4. John McCarthy and Marvin Minsky found the MIT Artificial Intelligence Project.
|1963||John McCarthy starts the AI Lab at Stanford.|
|Time||Development in AI|
|1966||The Automatic Language Processing Advisory Committee (ALPAC) report by the U.S. government details the lack of progress in machine translations research, a major Cold War initiative with the promise of automatic and instantaneous translation of Russian. The ALPAC report leads to the cancellation of all government-funded MT projects.|
|1969||The first successful expert systems are developed in DENDRAL, a XX program, and MYCIN, designed to diagnose blood infections, are created at Stanford.|
|1972||The logic programming language PROLOG is created.|
|1973||The “Lighthill Report,” detailing the disappointments in AI research, is released by the British government and leads to severe cuts in funding for artificial intelligence projects.|
|1974-1980||Frustration with the progress of AI development leads to major DARPA cutbacks in academic grants. Combined with the earlier ALPAC report and the previous year’s “Lighthill Report,” artificial intelligence funding dries up and research stalls. This period is known as the “First AI Winter.”|
|1980||Digital Equipment Corporations develops R1 (also known as XCON), the first successful commercial expert system. Designed to configure orders for new computer systems, R1 kicks off an investment boom in expert systems that will last for much of the decade, effectively ending the first “AI Winter.”|
|1982||Japan’s Ministry of International Trade and Industry launches the ambitious Fifth Generation Computer Systems project. The goal of FGCS is to develop supercomputer-like performance and a platform for AI development.|
|1983||In response to Japan’s FGCS, the U.S. government launches the Strategic Computing Initiative to provide DARPA funded research in advanced computing and artificial intelligence.|
|1985||Companies are spending more than a billion dollars a year on expert systems and an entire industry known as the Lisp machine market springs up to support them. Companies like Symbolics and Lisp Machines Inc. build specialized computers to run on the AI programming language Lisp.|
|1987-1993||As computing technology improved, cheaper alternatives emerged and the Lisp machine market collapsed in 1987, ushering in the “Second AI Winter.” During this period, expert systems proved too expensive to maintain and update, eventually falling out of favor.|
|1991||U.S. forces deploy DART, an automated logistics planning and scheduling tool, during the Gulf War.|
|1997||IBM’s Deep Blue beats world chess champion Gary Kasparov|
|2005||STANLEY, a self-driving car, wins the DARPA Grand Challenge.|
|2008||Google makes breakthroughs in speech recognition.|
|2011||IBM’s Watson trounces the competition on Jeopardy!.|
|2012||Andrew Ng, founder of the Google Brain Deep Learning project, feeds a neural network using deep learning algorithms 10 million YouTube videos as a training set. The neural network learned to recognize a cat without being told what a cat is, ushering in breakthrough era for neural networks and deep learning funding.|
|2014||Google makes first self-driving car to pass a state driving test.|
|2016||Google DeepMind’s AlphaGo defeats world champion Go player Lee Sedol. The complexity of the ancient Chinese game was seen as a major hurdle to clear in AI.|
Use Cases Of AI
There are many companies which are using AI for making their products either better or offering AI as a service to their users: –
- Grammerly – Uses AI for text analysis like spelling checking etc
- Tempus – Uses AI to analyze the Medical and Clinical data
- Data Robot – DataRobot provides data scientists with a platform for building and deploying machine learning models. The software helps companies solve challenges by finding the best predictive model for their data.
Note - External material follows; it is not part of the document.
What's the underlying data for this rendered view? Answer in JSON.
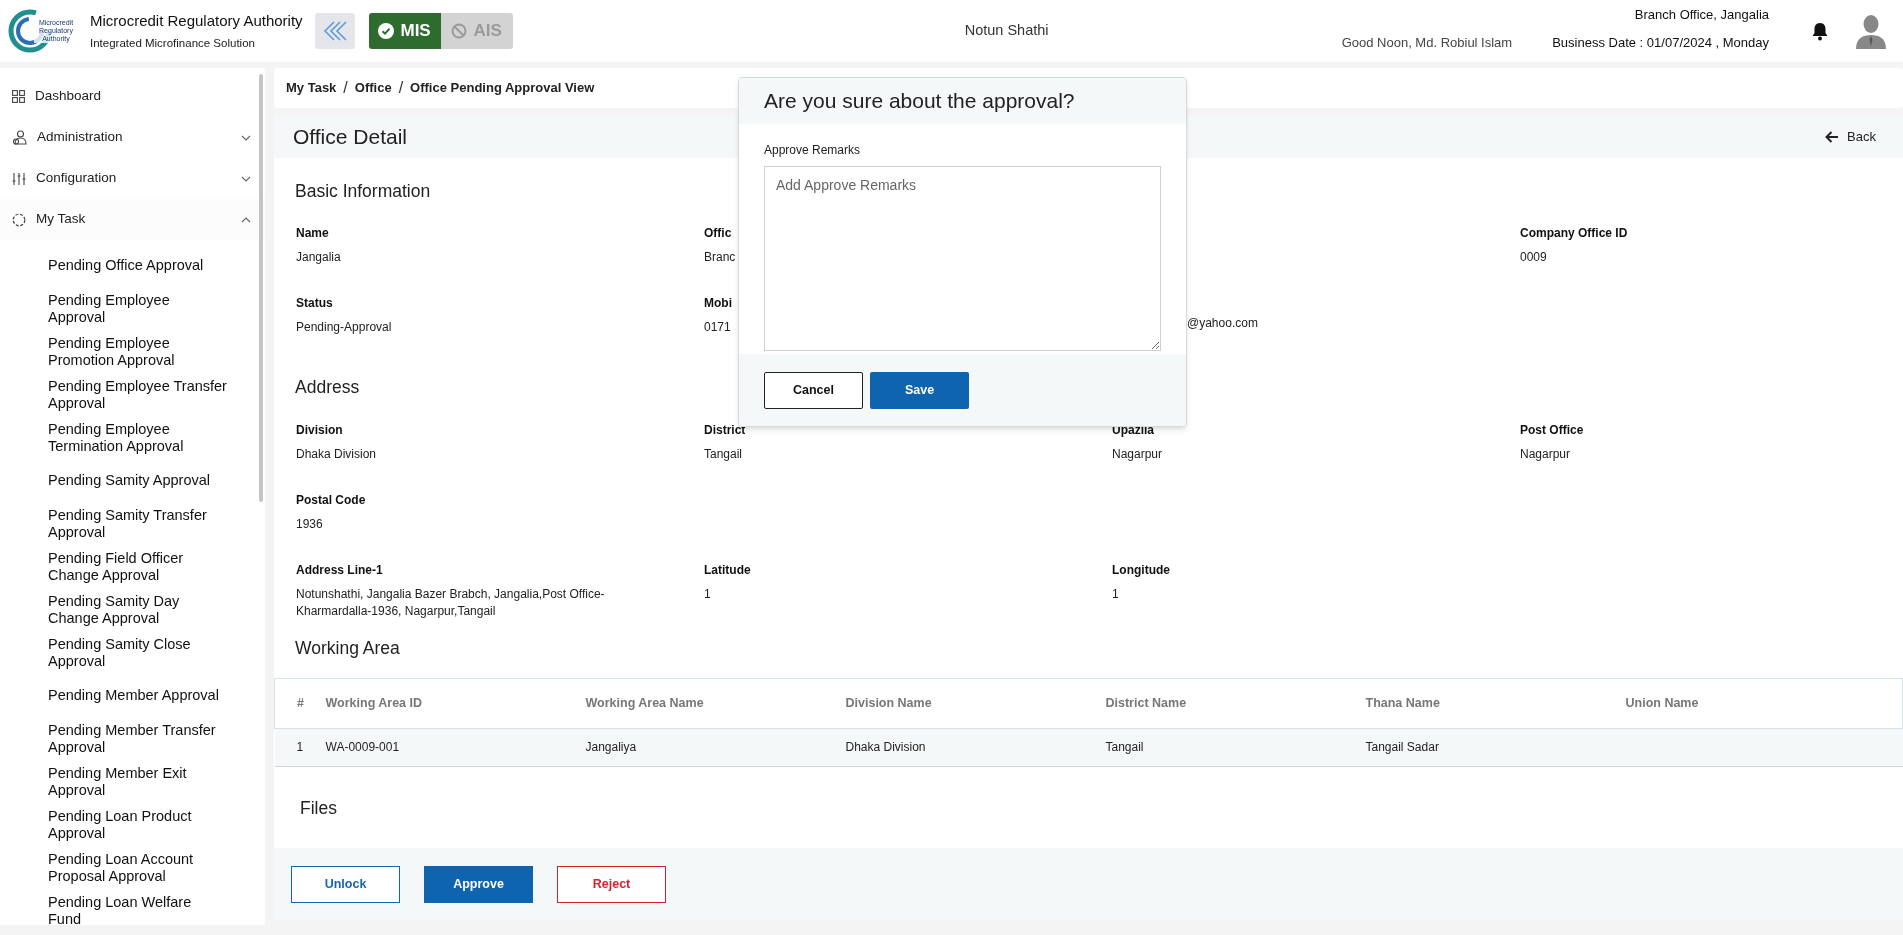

- Narrative Stories – This company translate data into stories by highlighting the most relevant and interesting information in data.
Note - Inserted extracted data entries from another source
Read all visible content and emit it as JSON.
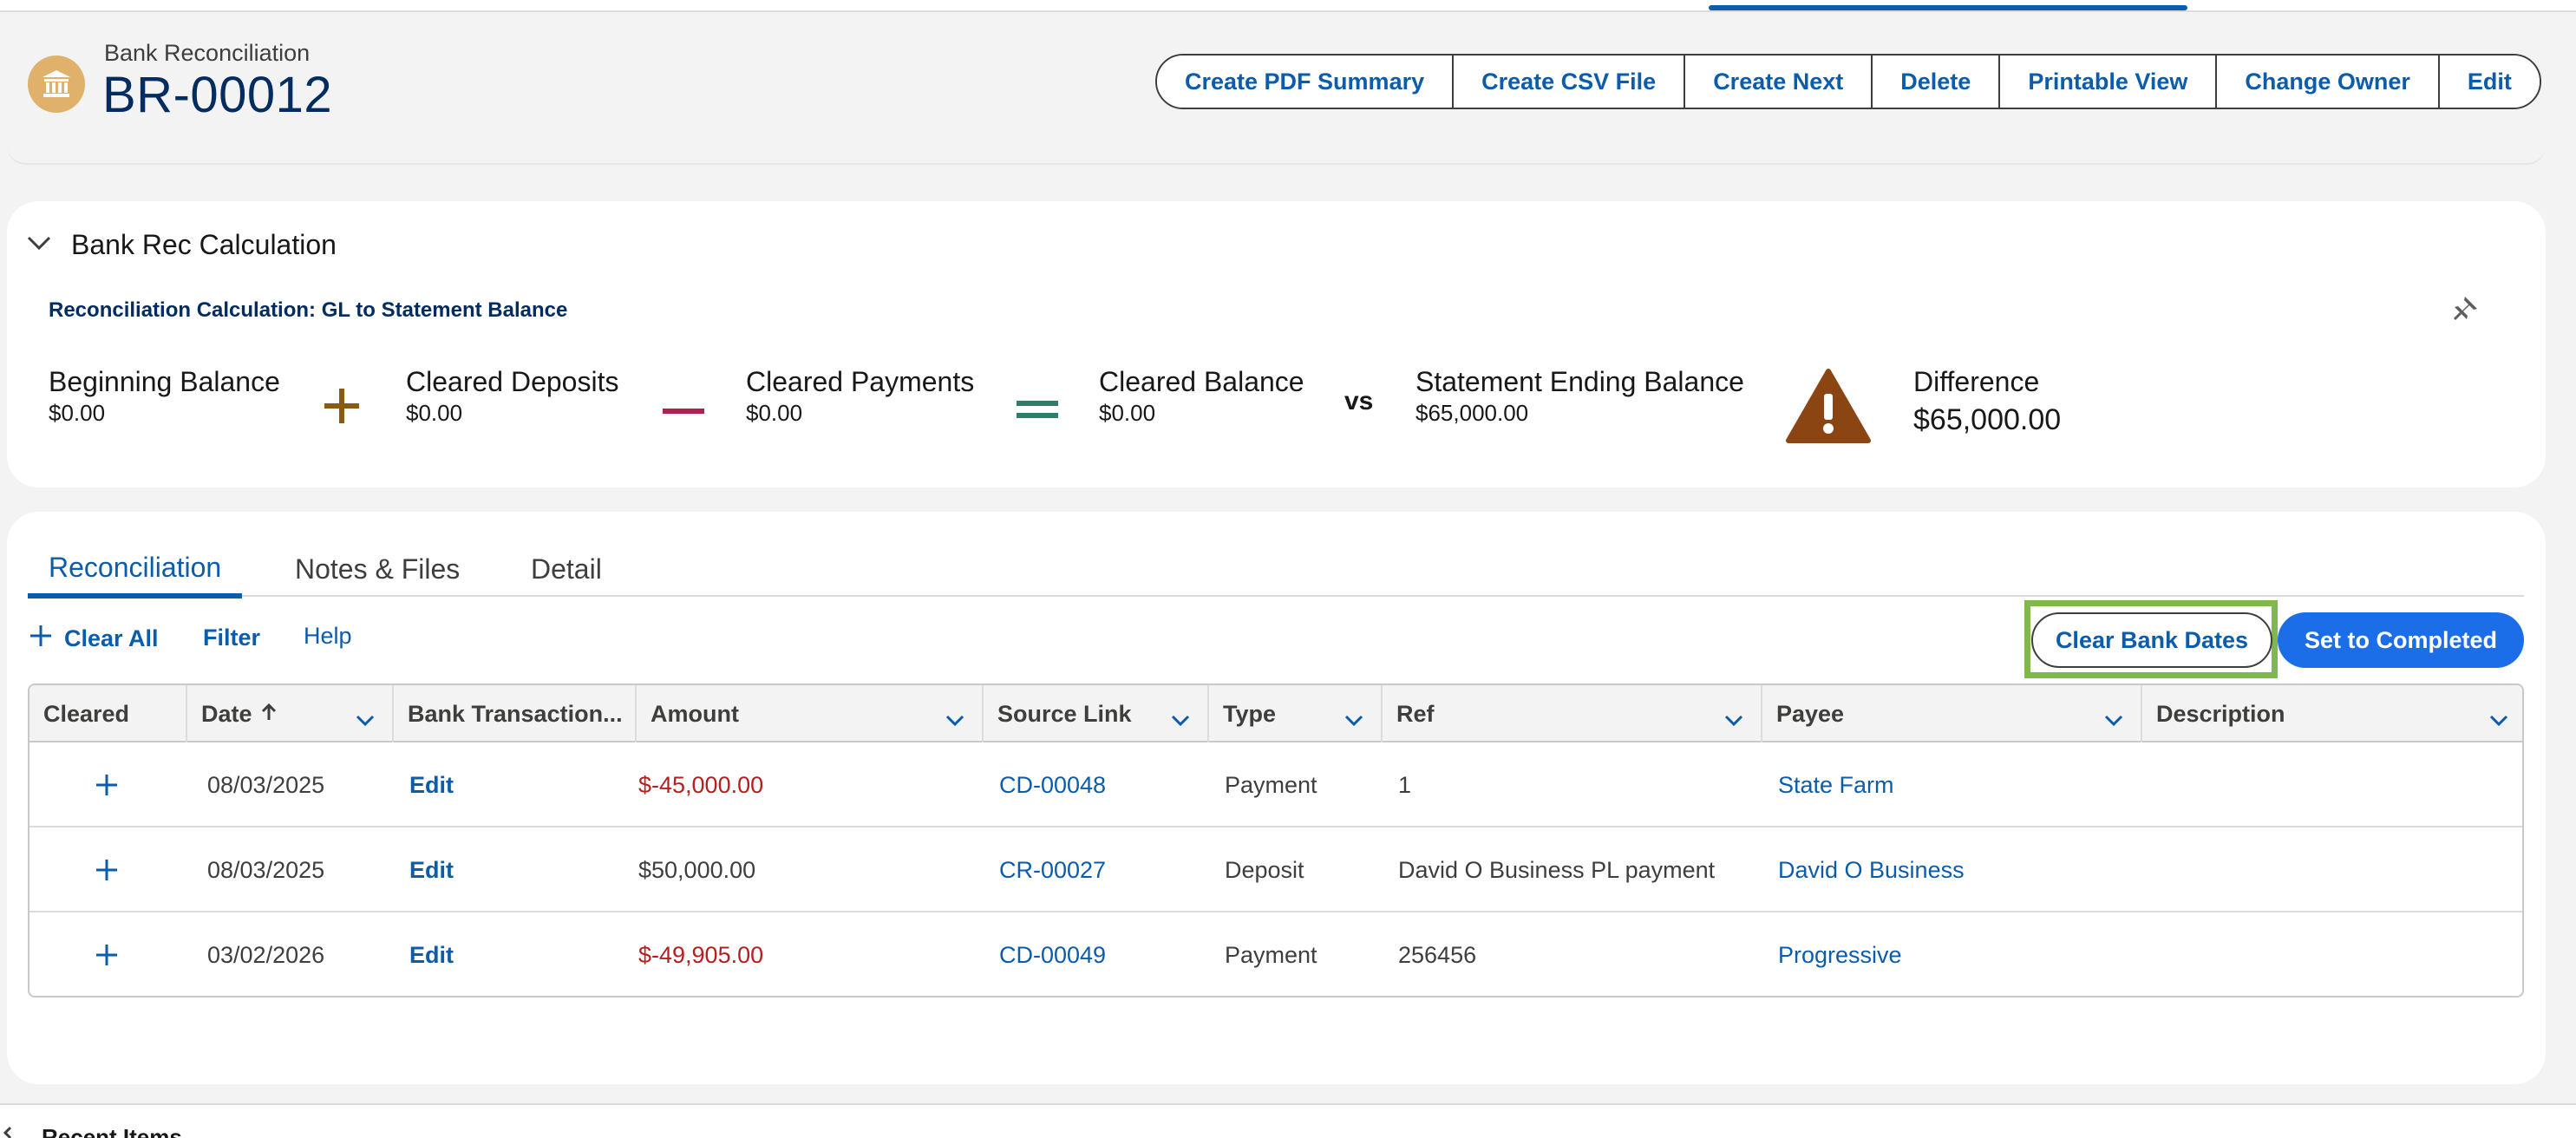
{
  "header": {
    "object_label": "Bank Reconciliation",
    "record_name": "BR-00012",
    "buttons": [
      "Create PDF Summary",
      "Create CSV File",
      "Create Next",
      "Delete",
      "Printable View",
      "Change Owner",
      "Edit"
    ]
  },
  "calc": {
    "section_title": "Bank Rec Calculation",
    "subtitle": "Reconciliation Calculation: GL to Statement Balance",
    "beginning_label": "Beginning Balance",
    "beginning_value": "$0.00",
    "deposits_label": "Cleared Deposits",
    "deposits_value": "$0.00",
    "payments_label": "Cleared Payments",
    "payments_value": "$0.00",
    "cleared_label": "Cleared Balance",
    "cleared_value": "$0.00",
    "vs": "vs",
    "statement_label": "Statement Ending Balance",
    "statement_value": "$65,000.00",
    "difference_label": "Difference",
    "difference_value": "$65,000.00"
  },
  "tabs": [
    "Reconciliation",
    "Notes & Files",
    "Detail"
  ],
  "actions": {
    "clear_all": "Clear All",
    "filter": "Filter",
    "help": "Help",
    "clear_bank_dates": "Clear Bank Dates",
    "set_completed": "Set to Completed"
  },
  "table": {
    "columns": [
      "Cleared",
      "Date",
      "Bank Transaction...",
      "Amount",
      "Source Link",
      "Type",
      "Ref",
      "Payee",
      "Description"
    ],
    "rows": [
      {
        "date": "08/03/2025",
        "bank_transaction": "Edit",
        "amount": "$-45,000.00",
        "source_link": "CD-00048",
        "type": "Payment",
        "ref": "1",
        "payee": "State Farm",
        "description": ""
      },
      {
        "date": "08/03/2025",
        "bank_transaction": "Edit",
        "amount": "$50,000.00",
        "source_link": "CR-00027",
        "type": "Deposit",
        "ref": "David O Business PL payment",
        "payee": "David O Business",
        "description": ""
      },
      {
        "date": "03/02/2026",
        "bank_transaction": "Edit",
        "amount": "$-49,905.00",
        "source_link": "CD-00049",
        "type": "Payment",
        "ref": "256456",
        "payee": "Progressive",
        "description": ""
      }
    ]
  },
  "footer": {
    "recent_items": "Recent Items"
  },
  "icons": {
    "record": "bank-building-icon",
    "toggle": "chevron-down-icon",
    "pin": "pin-icon",
    "warning": "warning-icon",
    "sort": "arrow-up-icon",
    "add": "plus-icon",
    "recent": "undo-icon"
  },
  "colors": {
    "brand_blue": "#0b5cab",
    "primary_button": "#1b6ee8",
    "plus_operator": "#8b5a14",
    "minus_operator": "#b0224e",
    "equals_operator": "#2e7d6b",
    "warning": "#8b4513",
    "negative_amount": "#b51f1f",
    "highlight": "#7fb84e"
  }
}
- Alphasense – It’s an AI-powered search engine designed to help investment firms, banks and Fortune 500 companies find important information within transcripts, filings, news and research. The technology uses artificial intelligence to expand keyword searches for relevant content.
- Neurala – It’s developing “The Neurala Brain,” a deep learning neural network software that makes devices like cameras, phones and drones smarter and easier to use.